The play receives the Tony Award as Best Play.
1975 – The First Breeze of Summer by Leslie Lee, directed by Ward, becomes the second
NEC play to move to Broadway. It receives a Best Play Tony Award nomination.
Ward receives the National Theatre Conference Person of the Year Award.
1977 – The Louisiana Performing Arts installs Douglas Turner Ward in its Hall of Fame.
1979 – Ward receives an Honorary Degree (Doctor of Fine Arts) from City College of
New York.
Financial constraints force the NEC to drastically cut back on its staff and
production schedule.
1980 – Ward is given the Ebony Magazine Black American Achievement Award for
Accomplishment in Fine Arts.
Home by Samm-Art Williams and directed by Douglas Turner Ward becomes the
NEC’s third play to move to Broadway. It receives two Tony Award nominations.
The NEC moves from the St. Mark’s Theatre in Greenwich Village to Theatre 4
on W. 54th St. in midtown Manhattan.
1981 – Ward receives the Dr. Martin Luther King Jr. Humanitarian Award for
Outstanding Contributions to the Progress of Human Rights.

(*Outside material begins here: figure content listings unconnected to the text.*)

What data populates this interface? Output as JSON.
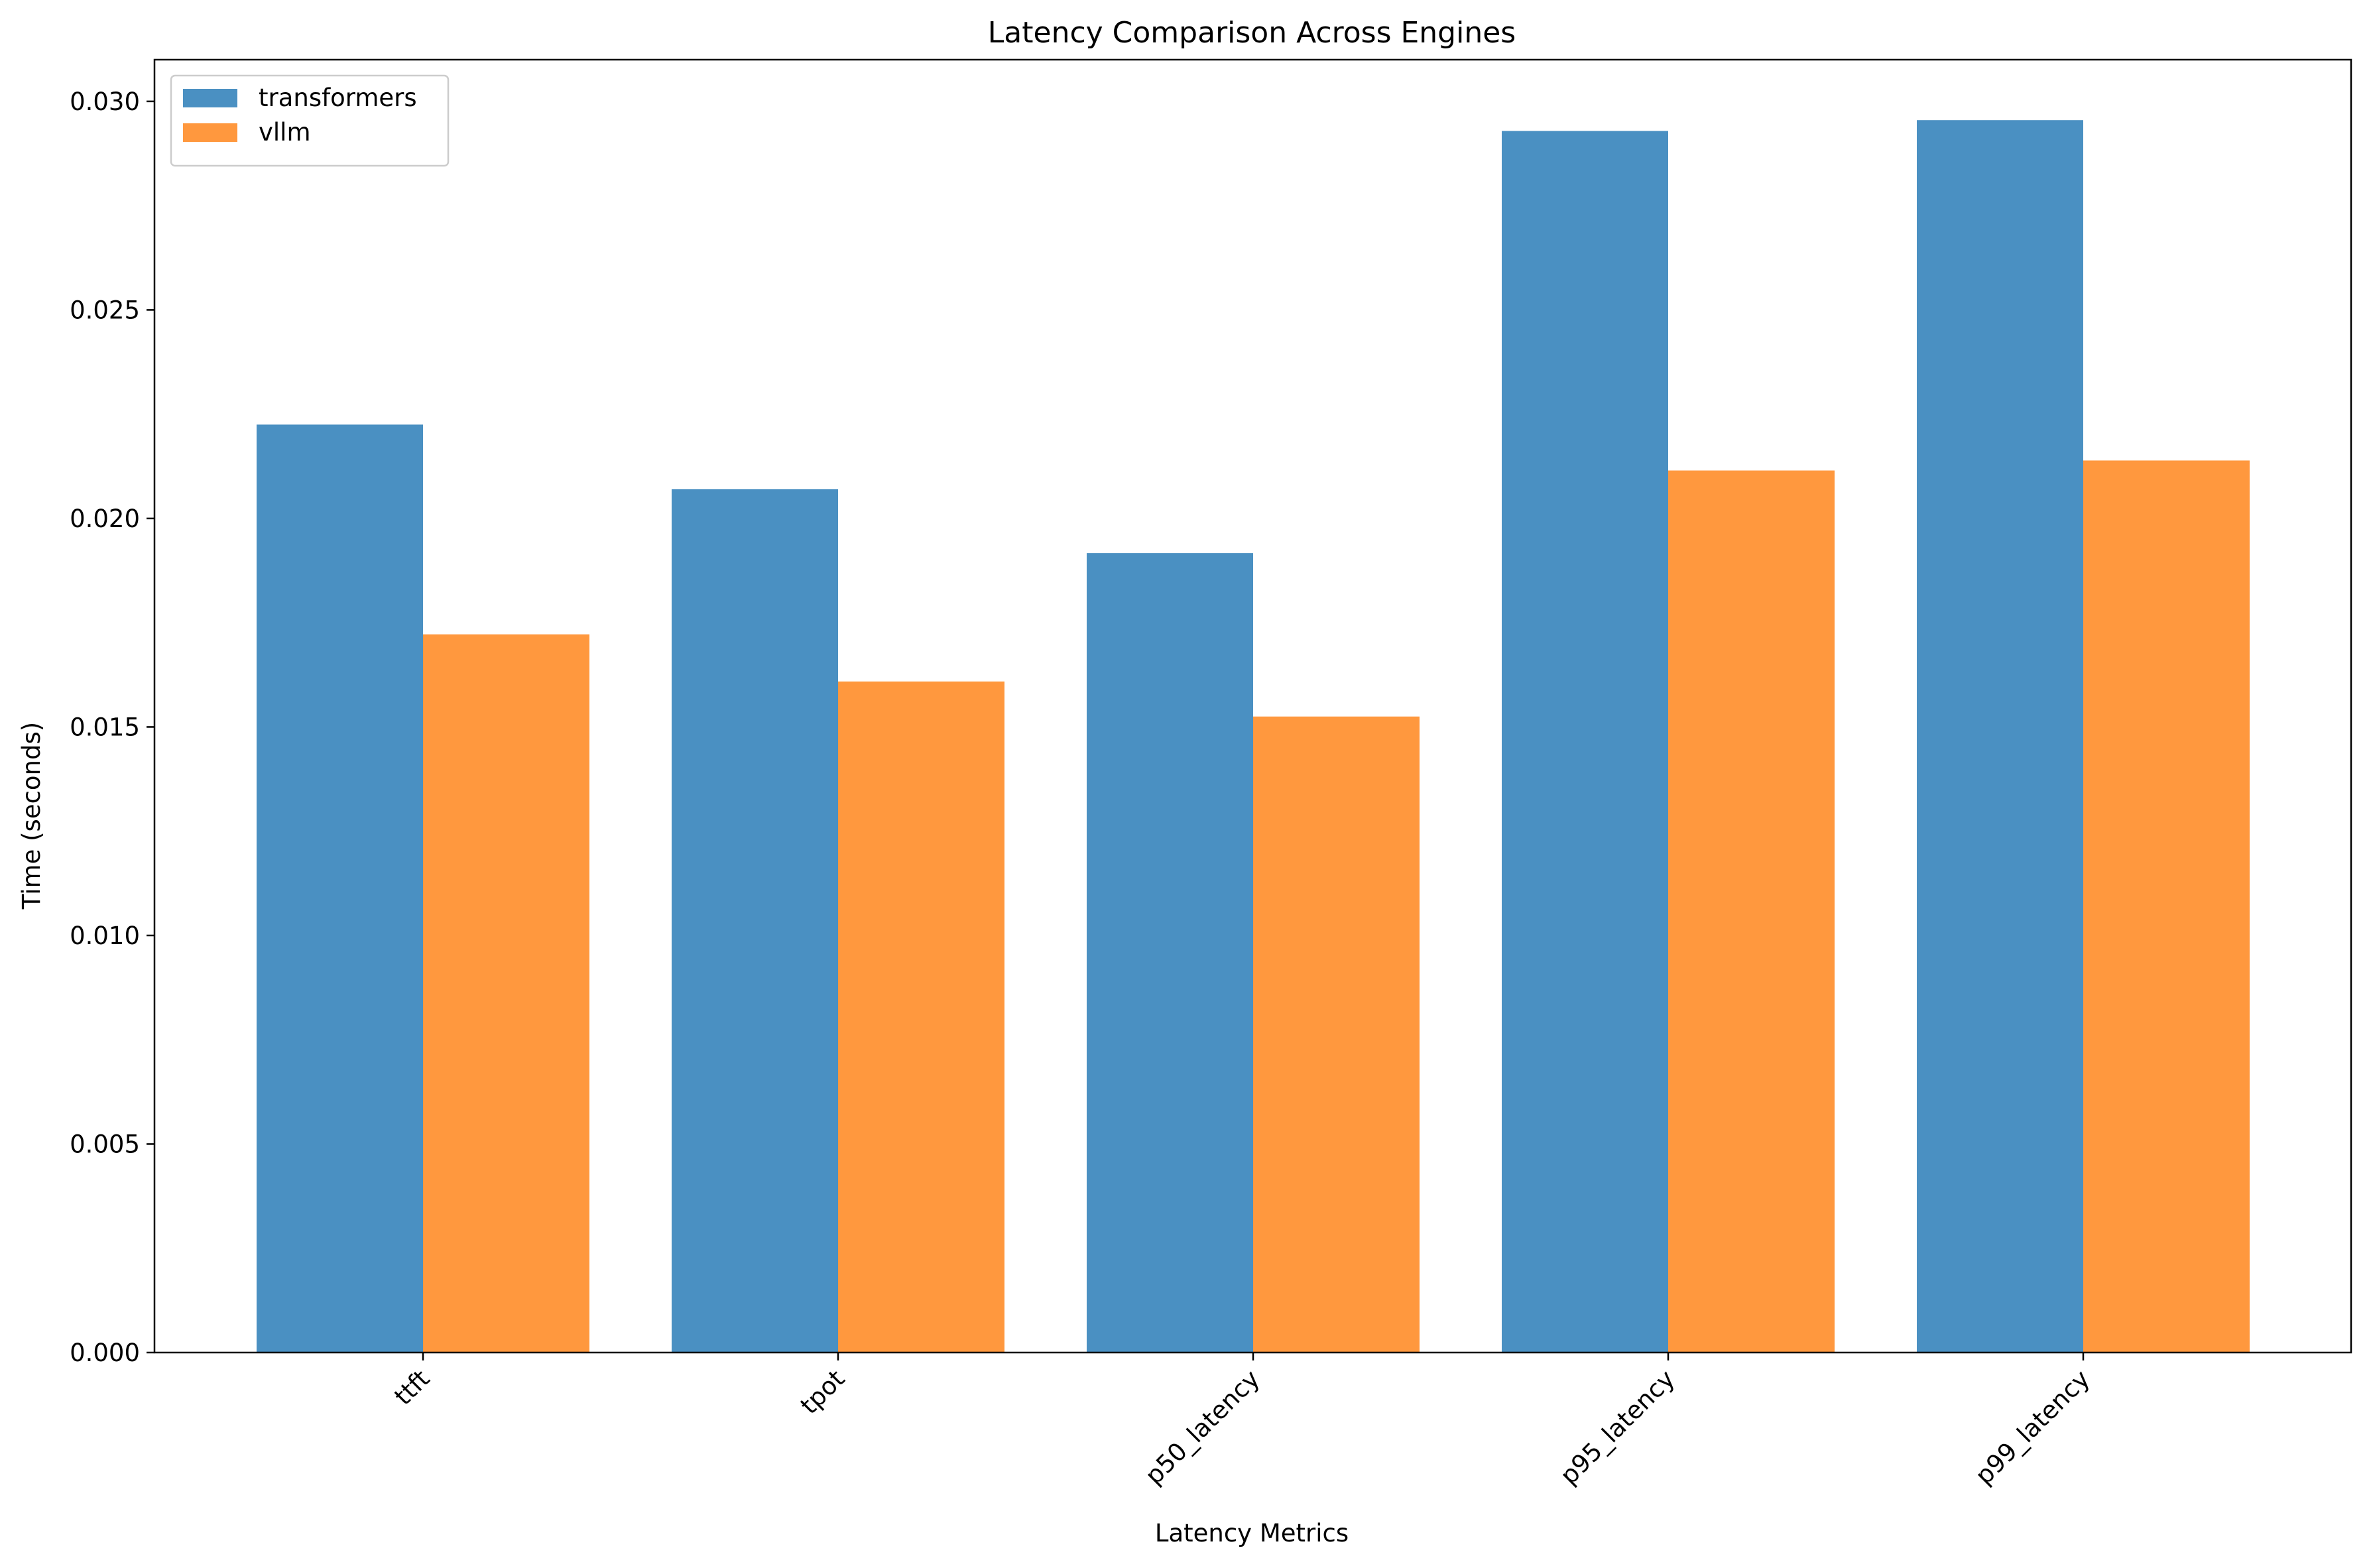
{
  "chart_data": {
    "type": "bar",
    "title": "Latency Comparison Across Engines",
    "xlabel": "Latency Metrics",
    "ylabel": "Time (seconds)",
    "categories": [
      "ttft",
      "tpot",
      "p50_latency",
      "p95_latency",
      "p99_latency"
    ],
    "series": [
      {
        "name": "transformers",
        "color": "#4a90c2",
        "values": [
          0.02225,
          0.0207,
          0.01917,
          0.02929,
          0.02955
        ]
      },
      {
        "name": "vllm",
        "color": "#ff983e",
        "values": [
          0.01722,
          0.01609,
          0.01525,
          0.02115,
          0.02139
        ]
      }
    ],
    "ylim": [
      0,
      0.031
    ],
    "yticks": [
      0.0,
      0.005,
      0.01,
      0.015,
      0.02,
      0.025,
      0.03
    ],
    "ytick_labels": [
      "0.000",
      "0.005",
      "0.010",
      "0.015",
      "0.020",
      "0.025",
      "0.030"
    ],
    "grid": false,
    "legend_position": "top-left",
    "x_tick_rotation_deg": 45
  }
}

1982 – A Soldier’s Play, written by Charles Fuller, directed by Douglas Turner Ward,
receives the Pulitzer Prize for Drama.
Gerald Krone formally resigns his administrative position at the NEC to work in
television news.
1984 – The NEC gets a $100,000 donation from Citibank but is still facing serious
financial troubles.
1987 – The NEC celebrates its 20th anniversary while facing a major financial shortfall.
Ward calls for public support. But some of his announced productions have to be
cancelled.
Ward announces his resignation as Artistic Director and retires the title.

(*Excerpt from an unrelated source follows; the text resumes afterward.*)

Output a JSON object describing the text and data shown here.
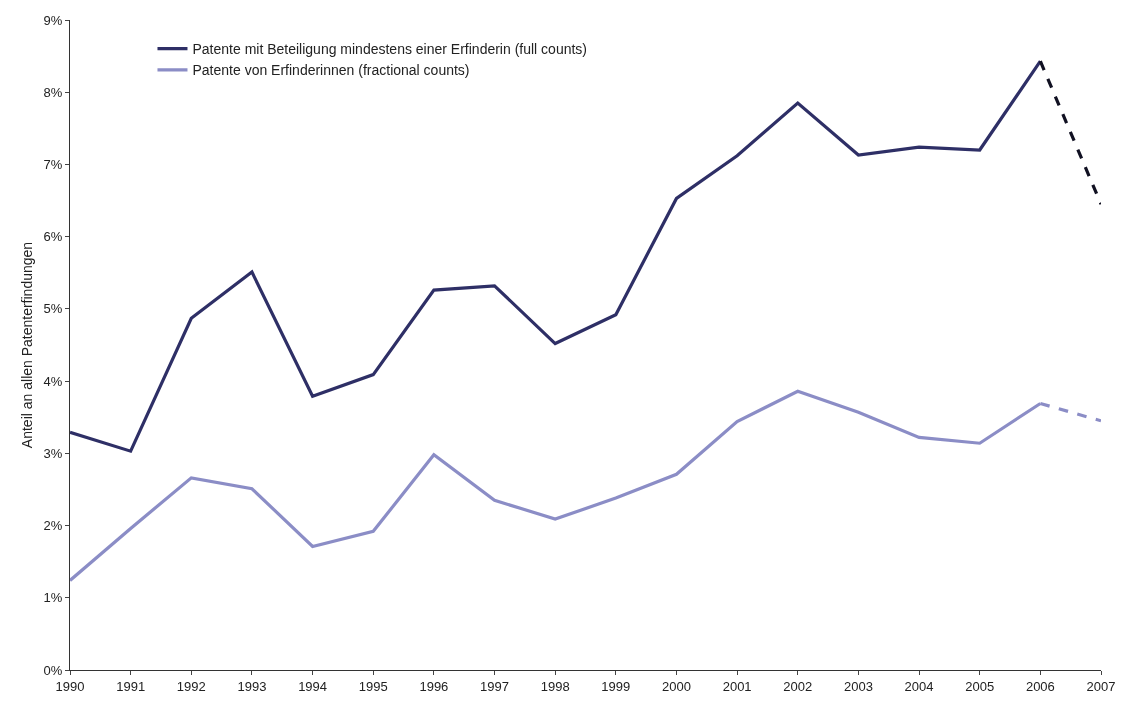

Leon Denmark is named Managing Director of the NEC.
Ward is invited by The New York Times to write a follow-up article to his
“American Theatre: For Whites Only”, assessing the state of African American
Theatre after twenty years. When the article “Counterpoint: A Twenty Year View
of Black Theatre” is submitted, the Times refuses to print it. The article is
ultimately published in Black Masks Magazine.
PBS’s American Masters series broadcasts a documentary, narrated by Ossie
Davis entitled “The NEC: A Company of Excellence”.
1990 – The NEC announces that it will produce Charles Fuller’s ambitious four-play
series about the Civil War and the Reconstruction period collectively known as WE
but financial difficulties make this a difficult task.
1991 – Ward receives an Honorary Doctorate from Columbia College in Chicago.
Ward returns to the NEC as Artistic Director in an attempt to resolve its financial
crisis. He announces in The New York Times that the NEC will have to shut down
if unable to raise $250,000.
1993 – Ward produces and directs Last Night at Ace High, which became the NEC’s last
show under his auspices as Artistic Director.
That same year, the NEC is honored at the National Black Theatre Festival in
Winston-Salem, NC, as an “indispensable cultural and national resource”.
After The NEC:
1996 – Douglas Turner Ward is inducted into the Broadway Theatre Hall of Fame.
(1/22)
1998 – Ward receives Honorary Doctor of Literature from Louisiana State University
2002 – Directs John Scott’s Farma at the Ensemble Theater in Miami, FL.
2003 – Receives Legend Honors Award at the Zora Neal Hurston Festival in Orlando,
FL.
2005 – Ward receives the New Federal Theater’s Award of Excellence at the Town Hall
in NYC.
Ward receives the NAACP Award in Los Angeles, CA.
Note:
This chronology is still evolving because Mr. Ward is still very much alive and active.